All information about my mileage, oil type, etc is on the report. The Oil was actually 10w40
Elements are quantified in the oil at part per million levels (PPM). This list shows the most common sources of the elements in a gasoline or diesel engine oil.
Aluminum : Pistons, bearings, cases (heads & blocks).
Chromium: Rings, a trace element in steel.
Iron: Cylinders, rotating shafts, the valve train, and any steel part sharing the oil.
Copper: Brass or bronze parts, copper bushings, bearings, oil coolers, also an additive in some gasoline engine oils.
Lead : Bearings.
Tin: Bearings, bronze parts, piston coatings.
Molybdenum: Anti-wear additive, some types of rings.
Nickel: Trace element in steel.
Manganese: Trace element, additive in gasoline.
Silver: Trace element.
Titanium: Trace element.
Potassium : Antifreeze inhibitor, additive in some oil types.
Boron: Detergent/dispersant additive, antifreeze inhibitors.
Silicon : Airborne dirt, sealers, gaskets, antifreeze inhibitors.
Sodium: Antifreeze inhibitors, additive in some gasoline engine oils.
Calcium : Detergent/dispersant additive.
Magnesium: Detergent/dispersant additive.

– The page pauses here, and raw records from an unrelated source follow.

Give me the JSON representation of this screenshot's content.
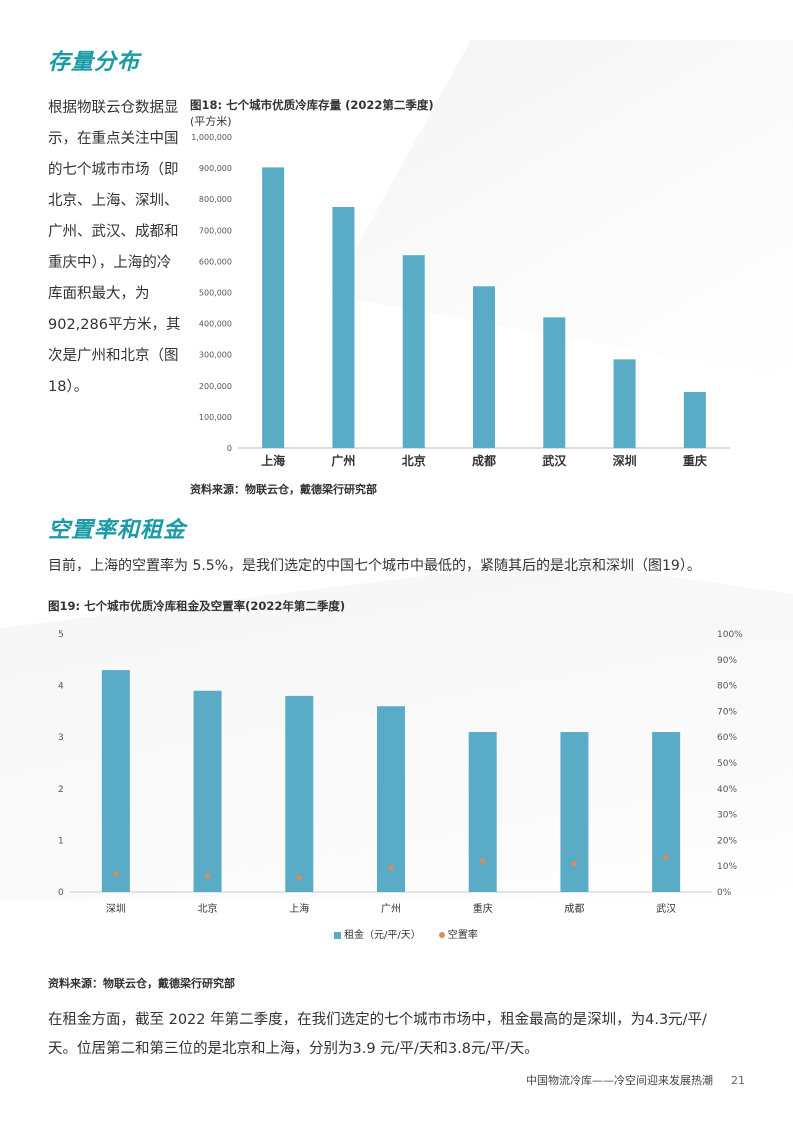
{
  "section1": {
    "title": "存量分布"
  },
  "para1": "根据物联云仓数据显示，在重点关注中国的七个城市市场（即北京、上海、深圳、广州、武汉、成都和重庆中），上海的冷库面积最大，为902,286平方米，其次是广州和北京（图18）。",
  "fig18": {
    "title": "图18: 七个城市优质冷库存量 (2022第二季度)",
    "unit": "(平方米)",
    "source": "资料来源：物联云仓，戴德梁行研究部"
  },
  "section2": {
    "title": "空置率和租金"
  },
  "para2": "目前，上海的空置率为 5.5%，是我们选定的中国七个城市中最低的，紧随其后的是北京和深圳（图19）。",
  "fig19": {
    "title": "图19: 七个城市优质冷库租金及空置率(2022年第二季度)",
    "source": "资料来源：物联云仓，戴德梁行研究部",
    "legend_rent": "租金（元/平/天）",
    "legend_vacancy": "空置率"
  },
  "para3": "在租金方面，截至 2022 年第二季度，在我们选定的七个城市市场中，租金最高的是深圳，为4.3元/平/天。位居第二和第三位的是北京和上海，分别为3.9 元/平/天和3.8元/平/天。",
  "footer": {
    "text": "中国物流冷库——冷空间迎来发展热潮",
    "page": "21"
  },
  "chart_data": [
    {
      "type": "bar",
      "categories": [
        "上海",
        "广州",
        "北京",
        "成都",
        "武汉",
        "深圳",
        "重庆"
      ],
      "values": [
        902286,
        775000,
        620000,
        520000,
        420000,
        285000,
        180000
      ],
      "ylim": [
        0,
        1000000
      ],
      "yticks": [
        "0",
        "100,000",
        "200,000",
        "300,000",
        "400,000",
        "500,000",
        "600,000",
        "700,000",
        "800,000",
        "900,000",
        "1,000,000"
      ],
      "bar_color": "#5aacc6",
      "grid": false
    },
    {
      "type": "bar",
      "categories": [
        "深圳",
        "北京",
        "上海",
        "广州",
        "重庆",
        "成都",
        "武汉"
      ],
      "series": [
        {
          "name": "租金（元/平/天）",
          "values": [
            4.3,
            3.9,
            3.8,
            3.6,
            3.1,
            3.1,
            3.1
          ],
          "axis": "left",
          "kind": "bar",
          "color": "#5aacc6"
        },
        {
          "name": "空置率",
          "values": [
            7,
            6,
            5.5,
            9.5,
            12,
            11,
            13.5
          ],
          "axis": "right",
          "kind": "scatter",
          "color": "#e08a55"
        }
      ],
      "ylim": [
        0,
        5
      ],
      "y2lim": [
        0,
        100
      ],
      "yticks": [
        "0",
        "1",
        "2",
        "3",
        "4",
        "5"
      ],
      "y2ticks": [
        "0%",
        "10%",
        "20%",
        "30%",
        "40%",
        "50%",
        "60%",
        "70%",
        "80%",
        "90%",
        "100%"
      ],
      "legend": "bottom",
      "grid": false
    }
  ]
}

Phosphorus: Anti-wear additive.
Zinc: Anti-wear additive.
Barium : Detergent/dispersant additive.
Physical properties: Viscosity, flashpoint, % fuel and antifreeze, % water and insolubles are all measured in gasoline and diesel engine oils. If fuel is present in the oil, the viscosity and flashpoint will often be lower than what was stated in the "Should be" line. Insolubles are solid material that is centrifuged out of the oil. They are typically free carbon from the oxidation of the oil itself, along with blow-by past the rings.